I am going to need Piers Morgan to settle down a bit.
The fact that 11 of the 12 balls on Sunday were deflated to his preferred size, during the two and a half hours between the officials checking them and the start of the game, is clearly highly pertinent.
Does this matter? Yes, it damn well does.
It’s cheating.
‘If you cheat in practice,’ said America’s greatest ever sports coach Vince Lombardi, ‘you’ll cheat in the game. If you cheat in the game, you’ll cheat in life.’
I loathe cheating in sports.
None more so than cyclist Lance ‘Live Wrong’ Armstrong, who poisoned an entire sport with his seedy blood bags, nasty bullying and endless lies.
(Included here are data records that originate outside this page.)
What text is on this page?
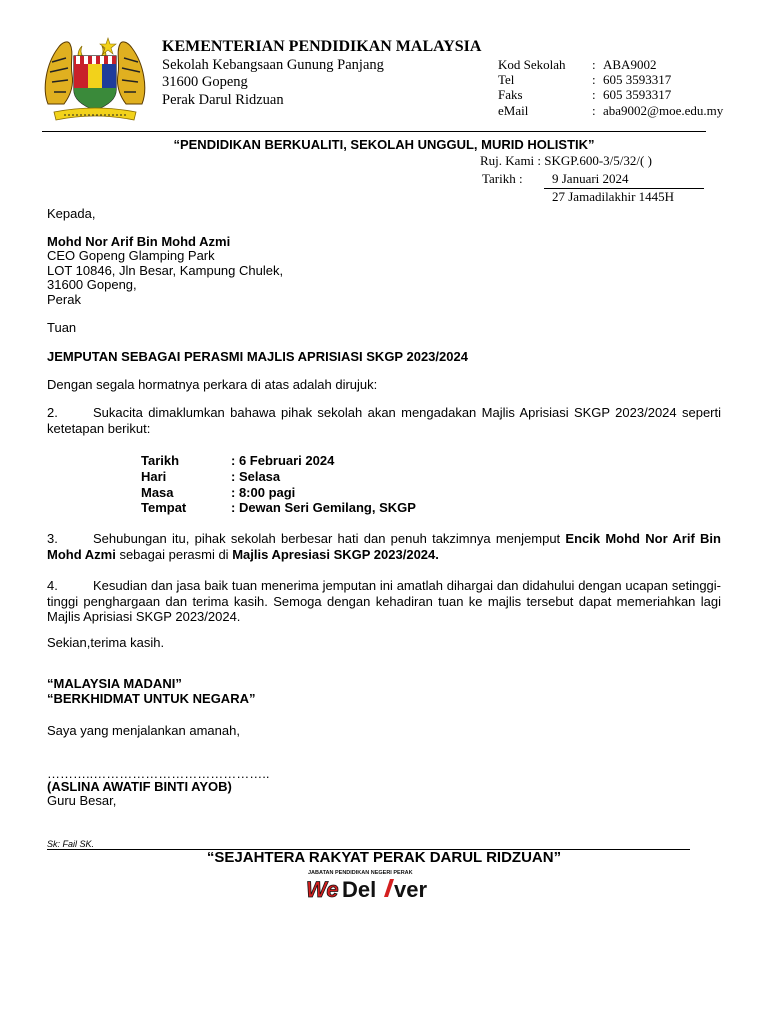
KEMENTERIAN PENDIDIKAN MALAYSIA
Sekolah Kebangsaan Gunung Panjang
31600 Gopeng
Perak Darul Ridzuan
Kod Sekolah : ABA9002
Tel	: 605 3593317
Faks	: 605 3593317
eMail	: aba9002@moe.edu.my
“PENDIDIKAN BERKUALITI, SEKOLAH UNGGUL, MURID HOLISTIK”
Ruj. Kami : SKGP.600-3/5/32/( )
Tarikh : 9 Januari 2024
27 Jamadilakhir 1445H
Kepada,
Mohd Nor Arif Bin Mohd Azmi
CEO Gopeng Glamping Park
LOT 10846, Jln Besar, Kampung Chulek,
31600 Gopeng,
Perak
Tuan
JEMPUTAN SEBAGAI PERASMI MAJLIS APRISIASI SKGP 2023/2024
Dengan segala hormatnya perkara di atas adalah dirujuk:
2.	Sukacita dimaklumkan bahawa pihak sekolah akan mengadakan Majlis Aprisiasi SKGP 2023/2024 seperti ketetapan berikut:
Tarikh	: 6 Februari 2024
Hari	: Selasa
Masa	: 8:00 pagi
Tempat	: Dewan Seri Gemilang, SKGP
3.	Sehubungan itu, pihak sekolah berbesar hati dan penuh takzimnya menjemput Encik Mohd Nor Arif Bin Mohd Azmi sebagai perasmi di Majlis Apresiasi SKGP 2023/2024.
4.	Kesudian dan jasa baik tuan menerima jemputan ini amatlah dihargai dan didahului dengan ucapan setinggi-tinggi penghargaan dan terima kasih. Semoga dengan kehadiran tuan ke majlis tersebut dapat memeriahkan lagi Majlis Aprisiasi SKGP 2023/2024.
Sekian,terima kasih.
“MALAYSIA MADANI”
“BERKHIDMAT UNTUK NEGARA”
Saya yang menjalankan amanah,
………..…………………………………..
(ASLINA AWATIF BINTI AYOB)
Guru Besar,
Sk: Fail SK.
“SEJAHTERA RAKYAT PERAK DARUL RIDZUAN”
JABATAN PENDIDIKAN NEGERI PERAK
We Del ver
Then built a whole charity empire around himself to cover it all up.
I thought of Armstrong when I watched Tom Brady laugh off the ball-inflation allegations as if it were irrelevant.
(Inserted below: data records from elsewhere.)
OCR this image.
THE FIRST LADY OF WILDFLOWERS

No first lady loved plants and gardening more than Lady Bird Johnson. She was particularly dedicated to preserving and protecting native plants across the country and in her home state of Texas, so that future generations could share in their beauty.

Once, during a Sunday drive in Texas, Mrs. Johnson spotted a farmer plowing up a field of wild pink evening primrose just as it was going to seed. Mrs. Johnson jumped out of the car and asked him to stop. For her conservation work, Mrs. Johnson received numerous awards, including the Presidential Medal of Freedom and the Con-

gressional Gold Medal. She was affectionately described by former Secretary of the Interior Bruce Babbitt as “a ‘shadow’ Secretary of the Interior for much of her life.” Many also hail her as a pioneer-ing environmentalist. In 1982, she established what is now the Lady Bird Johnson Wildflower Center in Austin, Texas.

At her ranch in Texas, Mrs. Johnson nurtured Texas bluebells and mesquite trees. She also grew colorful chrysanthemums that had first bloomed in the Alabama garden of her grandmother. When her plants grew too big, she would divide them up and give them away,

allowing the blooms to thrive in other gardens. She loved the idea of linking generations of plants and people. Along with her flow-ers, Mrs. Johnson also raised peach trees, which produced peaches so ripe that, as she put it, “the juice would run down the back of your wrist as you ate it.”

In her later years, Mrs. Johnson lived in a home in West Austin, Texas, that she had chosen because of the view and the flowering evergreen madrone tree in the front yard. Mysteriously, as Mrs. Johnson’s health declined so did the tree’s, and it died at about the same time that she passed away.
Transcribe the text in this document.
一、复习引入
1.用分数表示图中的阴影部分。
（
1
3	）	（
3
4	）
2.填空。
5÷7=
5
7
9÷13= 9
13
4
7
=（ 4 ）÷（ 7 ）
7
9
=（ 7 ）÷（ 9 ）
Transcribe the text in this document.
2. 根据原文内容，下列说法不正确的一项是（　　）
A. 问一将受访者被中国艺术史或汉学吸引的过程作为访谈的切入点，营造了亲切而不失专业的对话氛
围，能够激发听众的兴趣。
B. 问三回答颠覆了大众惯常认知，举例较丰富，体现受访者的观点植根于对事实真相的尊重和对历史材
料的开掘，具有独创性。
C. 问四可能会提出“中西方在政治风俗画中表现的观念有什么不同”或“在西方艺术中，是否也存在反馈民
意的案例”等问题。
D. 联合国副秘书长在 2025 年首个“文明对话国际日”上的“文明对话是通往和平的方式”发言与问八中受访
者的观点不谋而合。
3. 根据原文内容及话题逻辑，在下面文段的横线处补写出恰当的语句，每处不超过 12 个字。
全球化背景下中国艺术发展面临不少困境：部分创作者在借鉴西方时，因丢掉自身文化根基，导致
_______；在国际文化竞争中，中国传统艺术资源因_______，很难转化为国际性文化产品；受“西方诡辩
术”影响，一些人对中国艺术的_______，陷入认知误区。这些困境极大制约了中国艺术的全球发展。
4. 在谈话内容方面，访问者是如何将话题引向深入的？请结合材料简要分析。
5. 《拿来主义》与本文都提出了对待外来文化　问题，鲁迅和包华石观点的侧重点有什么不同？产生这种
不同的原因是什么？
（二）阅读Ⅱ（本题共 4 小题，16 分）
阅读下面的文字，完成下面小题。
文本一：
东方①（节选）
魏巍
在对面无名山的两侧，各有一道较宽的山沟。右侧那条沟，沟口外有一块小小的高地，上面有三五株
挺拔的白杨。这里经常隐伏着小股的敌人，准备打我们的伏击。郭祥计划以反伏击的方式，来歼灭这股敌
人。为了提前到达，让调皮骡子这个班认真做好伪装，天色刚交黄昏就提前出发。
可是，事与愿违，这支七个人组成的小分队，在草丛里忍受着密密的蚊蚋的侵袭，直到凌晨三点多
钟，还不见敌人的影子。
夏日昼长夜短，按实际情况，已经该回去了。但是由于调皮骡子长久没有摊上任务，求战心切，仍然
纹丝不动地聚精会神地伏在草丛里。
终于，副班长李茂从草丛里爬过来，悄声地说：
But there was something about the way Brady thought he didn’t even need to take the very serious charge even remotely seriously that reminded me of Armstrong’s dismissive arrogance towards media enquiries about his doping.
Morgan goes on to say that he wants the Patriots thrown out of the Super Bowl, Belichick fired and Brady fined.
None of that is happening, but good luck with the campaign Piers.